Kenya has earned the champion title in the scale-up of medical male circumcision for HIV prevention. But to keep its lead, the country needs to put a lot more skin in the game.
In the early days, the Kenyan government displayed palpable enthusiasm for the VMMC programme at the national, provincial and district levels. Community and political endorsements were obtained by the end of 2008 and the programme was ready to take-off. And it did! Kenya led 13 other African countries in rolling out VMMC and was, for years, the go-to place for lessons on well-coordinated and successful VMMC roll-out.

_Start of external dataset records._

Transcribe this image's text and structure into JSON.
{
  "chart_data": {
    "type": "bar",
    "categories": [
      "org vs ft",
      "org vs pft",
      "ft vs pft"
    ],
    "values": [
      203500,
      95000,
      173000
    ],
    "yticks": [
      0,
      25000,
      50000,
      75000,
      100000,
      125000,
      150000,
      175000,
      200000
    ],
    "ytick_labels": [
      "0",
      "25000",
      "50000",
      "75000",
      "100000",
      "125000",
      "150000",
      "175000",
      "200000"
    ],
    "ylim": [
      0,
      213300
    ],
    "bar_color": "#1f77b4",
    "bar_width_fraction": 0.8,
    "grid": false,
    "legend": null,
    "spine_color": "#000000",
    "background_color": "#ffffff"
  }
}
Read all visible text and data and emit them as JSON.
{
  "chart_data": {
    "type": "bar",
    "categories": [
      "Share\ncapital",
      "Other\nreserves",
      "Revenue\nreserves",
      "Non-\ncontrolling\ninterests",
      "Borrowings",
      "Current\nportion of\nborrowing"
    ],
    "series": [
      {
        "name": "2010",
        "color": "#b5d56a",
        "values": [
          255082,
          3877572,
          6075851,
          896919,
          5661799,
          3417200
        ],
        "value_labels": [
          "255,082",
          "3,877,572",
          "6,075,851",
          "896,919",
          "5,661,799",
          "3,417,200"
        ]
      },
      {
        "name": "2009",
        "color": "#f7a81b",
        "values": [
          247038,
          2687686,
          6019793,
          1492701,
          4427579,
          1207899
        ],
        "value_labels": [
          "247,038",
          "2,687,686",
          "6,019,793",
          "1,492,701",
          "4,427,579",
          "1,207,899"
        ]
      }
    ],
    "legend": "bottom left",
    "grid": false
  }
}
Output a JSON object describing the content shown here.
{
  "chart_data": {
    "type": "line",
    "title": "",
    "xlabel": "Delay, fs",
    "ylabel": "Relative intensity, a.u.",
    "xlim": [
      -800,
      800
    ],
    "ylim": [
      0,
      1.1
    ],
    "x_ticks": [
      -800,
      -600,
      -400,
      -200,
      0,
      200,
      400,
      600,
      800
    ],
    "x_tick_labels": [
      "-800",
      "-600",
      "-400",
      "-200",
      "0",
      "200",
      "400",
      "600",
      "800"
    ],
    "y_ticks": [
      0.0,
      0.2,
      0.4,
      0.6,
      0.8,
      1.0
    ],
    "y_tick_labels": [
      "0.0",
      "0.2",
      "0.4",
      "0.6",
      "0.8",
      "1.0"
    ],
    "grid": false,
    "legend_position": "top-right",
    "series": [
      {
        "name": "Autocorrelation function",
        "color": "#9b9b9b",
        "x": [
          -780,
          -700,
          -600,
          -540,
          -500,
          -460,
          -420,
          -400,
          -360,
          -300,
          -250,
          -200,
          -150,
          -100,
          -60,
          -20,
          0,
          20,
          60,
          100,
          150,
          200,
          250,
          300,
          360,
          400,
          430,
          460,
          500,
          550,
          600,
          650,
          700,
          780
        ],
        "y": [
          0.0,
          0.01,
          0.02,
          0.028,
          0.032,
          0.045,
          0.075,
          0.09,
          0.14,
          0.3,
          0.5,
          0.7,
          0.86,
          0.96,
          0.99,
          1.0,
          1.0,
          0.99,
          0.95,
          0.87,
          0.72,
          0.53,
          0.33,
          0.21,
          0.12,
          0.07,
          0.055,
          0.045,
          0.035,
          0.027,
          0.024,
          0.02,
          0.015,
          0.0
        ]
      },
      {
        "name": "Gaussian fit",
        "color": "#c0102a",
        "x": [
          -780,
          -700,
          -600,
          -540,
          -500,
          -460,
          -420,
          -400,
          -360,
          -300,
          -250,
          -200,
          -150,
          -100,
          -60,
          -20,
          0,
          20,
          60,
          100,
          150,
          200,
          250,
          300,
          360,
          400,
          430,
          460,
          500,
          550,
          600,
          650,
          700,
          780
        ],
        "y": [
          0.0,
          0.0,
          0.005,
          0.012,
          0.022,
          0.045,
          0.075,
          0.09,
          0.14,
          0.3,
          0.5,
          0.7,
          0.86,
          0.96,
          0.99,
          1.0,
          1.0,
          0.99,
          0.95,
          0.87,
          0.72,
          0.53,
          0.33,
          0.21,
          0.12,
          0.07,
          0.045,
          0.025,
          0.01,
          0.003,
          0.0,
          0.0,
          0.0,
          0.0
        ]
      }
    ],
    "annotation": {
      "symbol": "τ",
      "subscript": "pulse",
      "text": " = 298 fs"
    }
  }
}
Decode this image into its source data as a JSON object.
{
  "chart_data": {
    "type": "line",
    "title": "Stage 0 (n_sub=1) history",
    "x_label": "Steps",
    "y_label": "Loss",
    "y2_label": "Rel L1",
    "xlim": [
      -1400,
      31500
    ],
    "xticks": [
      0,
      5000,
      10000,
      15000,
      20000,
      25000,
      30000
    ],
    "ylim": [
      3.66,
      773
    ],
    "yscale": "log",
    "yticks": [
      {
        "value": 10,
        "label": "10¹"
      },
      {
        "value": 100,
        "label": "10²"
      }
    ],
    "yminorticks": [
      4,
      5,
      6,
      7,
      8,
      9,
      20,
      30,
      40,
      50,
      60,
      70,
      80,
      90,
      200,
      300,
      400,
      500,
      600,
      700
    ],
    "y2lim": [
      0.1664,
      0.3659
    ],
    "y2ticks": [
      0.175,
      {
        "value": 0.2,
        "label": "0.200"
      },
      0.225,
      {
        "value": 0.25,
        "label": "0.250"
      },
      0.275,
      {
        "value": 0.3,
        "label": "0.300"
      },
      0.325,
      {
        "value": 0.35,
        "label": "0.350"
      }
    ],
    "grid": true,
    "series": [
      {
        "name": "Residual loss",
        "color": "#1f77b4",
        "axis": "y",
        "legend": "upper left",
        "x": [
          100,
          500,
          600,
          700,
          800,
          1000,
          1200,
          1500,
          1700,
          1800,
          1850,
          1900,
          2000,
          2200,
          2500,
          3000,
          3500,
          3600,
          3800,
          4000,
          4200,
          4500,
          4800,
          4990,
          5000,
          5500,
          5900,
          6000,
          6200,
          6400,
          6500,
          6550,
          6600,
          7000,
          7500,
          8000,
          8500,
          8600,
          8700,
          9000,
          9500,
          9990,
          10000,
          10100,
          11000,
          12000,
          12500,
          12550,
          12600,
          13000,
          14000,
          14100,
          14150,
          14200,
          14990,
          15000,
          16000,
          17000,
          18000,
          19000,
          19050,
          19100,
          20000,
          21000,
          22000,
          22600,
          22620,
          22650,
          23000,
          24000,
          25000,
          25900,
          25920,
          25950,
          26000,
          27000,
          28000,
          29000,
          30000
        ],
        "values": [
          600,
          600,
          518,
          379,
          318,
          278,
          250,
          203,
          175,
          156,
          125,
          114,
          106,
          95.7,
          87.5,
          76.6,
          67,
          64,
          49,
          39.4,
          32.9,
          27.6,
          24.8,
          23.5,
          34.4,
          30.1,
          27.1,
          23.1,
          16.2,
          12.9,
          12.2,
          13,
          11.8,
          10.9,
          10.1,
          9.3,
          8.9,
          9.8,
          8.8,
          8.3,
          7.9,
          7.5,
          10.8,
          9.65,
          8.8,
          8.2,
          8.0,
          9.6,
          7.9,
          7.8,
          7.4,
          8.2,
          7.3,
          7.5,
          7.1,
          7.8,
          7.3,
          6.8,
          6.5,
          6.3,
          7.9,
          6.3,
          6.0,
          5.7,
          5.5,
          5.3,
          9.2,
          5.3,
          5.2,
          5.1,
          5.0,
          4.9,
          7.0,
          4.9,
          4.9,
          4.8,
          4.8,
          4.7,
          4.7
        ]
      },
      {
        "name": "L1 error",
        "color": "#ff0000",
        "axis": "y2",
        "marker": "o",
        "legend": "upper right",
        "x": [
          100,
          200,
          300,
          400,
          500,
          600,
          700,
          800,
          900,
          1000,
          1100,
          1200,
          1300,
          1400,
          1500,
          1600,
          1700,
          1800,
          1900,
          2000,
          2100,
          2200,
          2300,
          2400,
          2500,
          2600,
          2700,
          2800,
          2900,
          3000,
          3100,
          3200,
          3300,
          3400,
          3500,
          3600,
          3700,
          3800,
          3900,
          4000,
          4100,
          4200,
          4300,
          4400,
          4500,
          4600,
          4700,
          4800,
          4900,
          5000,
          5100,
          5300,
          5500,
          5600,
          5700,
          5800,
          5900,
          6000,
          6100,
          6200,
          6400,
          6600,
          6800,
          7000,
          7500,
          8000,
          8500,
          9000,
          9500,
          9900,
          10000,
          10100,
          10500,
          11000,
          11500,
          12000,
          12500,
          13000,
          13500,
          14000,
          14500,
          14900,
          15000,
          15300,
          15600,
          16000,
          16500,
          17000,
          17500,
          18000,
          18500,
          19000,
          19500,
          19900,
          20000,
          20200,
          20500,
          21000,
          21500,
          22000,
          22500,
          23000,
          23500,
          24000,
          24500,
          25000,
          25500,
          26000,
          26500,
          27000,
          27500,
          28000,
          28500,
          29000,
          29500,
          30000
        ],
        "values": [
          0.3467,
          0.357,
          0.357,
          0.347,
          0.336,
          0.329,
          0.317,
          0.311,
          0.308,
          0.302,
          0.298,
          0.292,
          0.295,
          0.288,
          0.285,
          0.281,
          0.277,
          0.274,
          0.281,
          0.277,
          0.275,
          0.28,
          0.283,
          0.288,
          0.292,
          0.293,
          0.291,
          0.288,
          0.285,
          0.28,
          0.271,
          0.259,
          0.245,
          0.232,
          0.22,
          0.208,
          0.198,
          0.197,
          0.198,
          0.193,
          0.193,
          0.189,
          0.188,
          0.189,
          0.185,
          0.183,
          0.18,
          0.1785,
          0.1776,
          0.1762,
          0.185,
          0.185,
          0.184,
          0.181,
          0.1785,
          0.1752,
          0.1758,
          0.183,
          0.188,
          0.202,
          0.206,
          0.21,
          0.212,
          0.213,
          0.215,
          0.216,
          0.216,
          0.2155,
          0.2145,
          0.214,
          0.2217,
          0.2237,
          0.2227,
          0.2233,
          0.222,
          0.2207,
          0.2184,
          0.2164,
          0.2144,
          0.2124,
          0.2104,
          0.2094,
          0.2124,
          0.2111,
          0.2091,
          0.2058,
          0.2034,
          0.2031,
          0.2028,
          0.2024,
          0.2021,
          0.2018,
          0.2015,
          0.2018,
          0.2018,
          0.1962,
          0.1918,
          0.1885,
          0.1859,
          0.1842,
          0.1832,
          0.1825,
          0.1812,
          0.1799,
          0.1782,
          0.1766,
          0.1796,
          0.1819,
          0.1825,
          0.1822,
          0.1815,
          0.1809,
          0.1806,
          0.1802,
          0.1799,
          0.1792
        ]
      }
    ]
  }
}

VMMC for HIV prevention was launched in Kenya by the Ministry of Health in 2008 following three landmark studies conducted in Kenya (Kisumu), Uganda (Rakai) and South Africa (Orange Farm). These studies demonstrated that circumcising sexually active men reduces their risk of acquiring HIV from their female partners during sex. When the results of the studies were released by the researchers and endorsed by the World Health Organisation and the Joint United Nations Programme on HIV/AIDS (WHO/UNAIDS) in 2007, Kenya moved quickly to develop a VMMC scale-up plan in regions with high HIV burdens. Community engagement activities were carried out to obtain buy-in from various players where the intervention was to be implemented first. A national target of 860,000 circumcisions among men aged 15-49 years was set, with 2013 as the end date. It was anticipated that this would increase the prevalence of male circumcision from 46 to 80 percent in Nyanza Province and from 85 to 94 percent nationally.
Funding sources
So what's the problem? Funds are 100 per cent sourced externally. This means the VMMC programme in Kenya was fully funded by the United States Government's President's Emergency Plan for AIDS Relief (PEPFAR) and a few other external collaborators, and mostly implemented by local and international partners. Kenya received $61,000,000 for its VMMC programme between 2012 and 2015. That is Sh6 billion in four years. And that excludes supplemental funds from Global Fund, Bill and Melinda Gates Foundation, and other sources. Kenya had circumcised around 790,000 adolescent boys and adult men by the end of 2013 against a projection of 860,000 circumcisions.
According to the Kenya AIDS Indicator Survey of 2012/2013, the national circumcision prevalence increased from 85 to 91 per cent and from 46 to 66 per cent in Nyanza Province. By the end of 2015, Kenya had circumcised over 1.2 million men, and averted an estimated 21,000-33,000 new HIV infection, according to mathematical modelling studies. The benefits of these circumcisions are expected to increase over time, and the models estimate that 60,000 to 180,000 new HIV infections will be averted by 2030.
Almost 10 years into the programme, Kenya still has not taken ownership of this successful programme. Renovated and equipped circumcision theatres in hundreds of facilities under the MOH sit idly by unless partners are present to provide the services. While support remains solid at the MOH leadership level, staff and leadership at facility level continue to view VMMC as a foreign donor agenda.
National and county governments are equally disappointing: Lack of interest by county governments to allocate resources to VMMC is a total let-down for such a heretofore successful programme. This trend is worrying, because we are in a relay. PEPFAR and collaborators are holding the funding baton. Other partners are holding the service-provision baton. Both donors and implementing partners will soon want to hand over the batons to someone. But who is there to receive them?
What if donors pulled out today? I am not a prophet of doom but I am afraid that what I see does not look promising. The foreign support for this handover has largely been used to hold stakeholder meetings in Nyanza and Nairobi regions to plan, but with little to show for results. And, to my knowledge, no county in Kenya where VMMC programs are currently implemented has set aside any funds towards VMMC, yet we are supposedly in transition period to self-sustainability. What kind of sustainability comes with zero domestic financing?
A few days ago we were faced with the news that the United States Government has put on hold direct funding to the MOH.
This is a wake-up call that total dependence on donor funding can leave us exposed. VMMC is effective. VMMC is a one-off intervention. VMMC is inexpensive and cost-saving over time. On the other hand, treatment for a person living with HIV is five times more than cost of one circumcision. On that note, calculate the cost in a lifetime. National and county governments step into the funding and service provision shoes of PEPFAR and implementing partners. I will be happy the day a client walks into a government health facility and gets circumcised without donor support. I believe we can get there, but we must want to. Otherwise, we'll lose our champion title, but, worse, we'll lose against the real foe—HIV.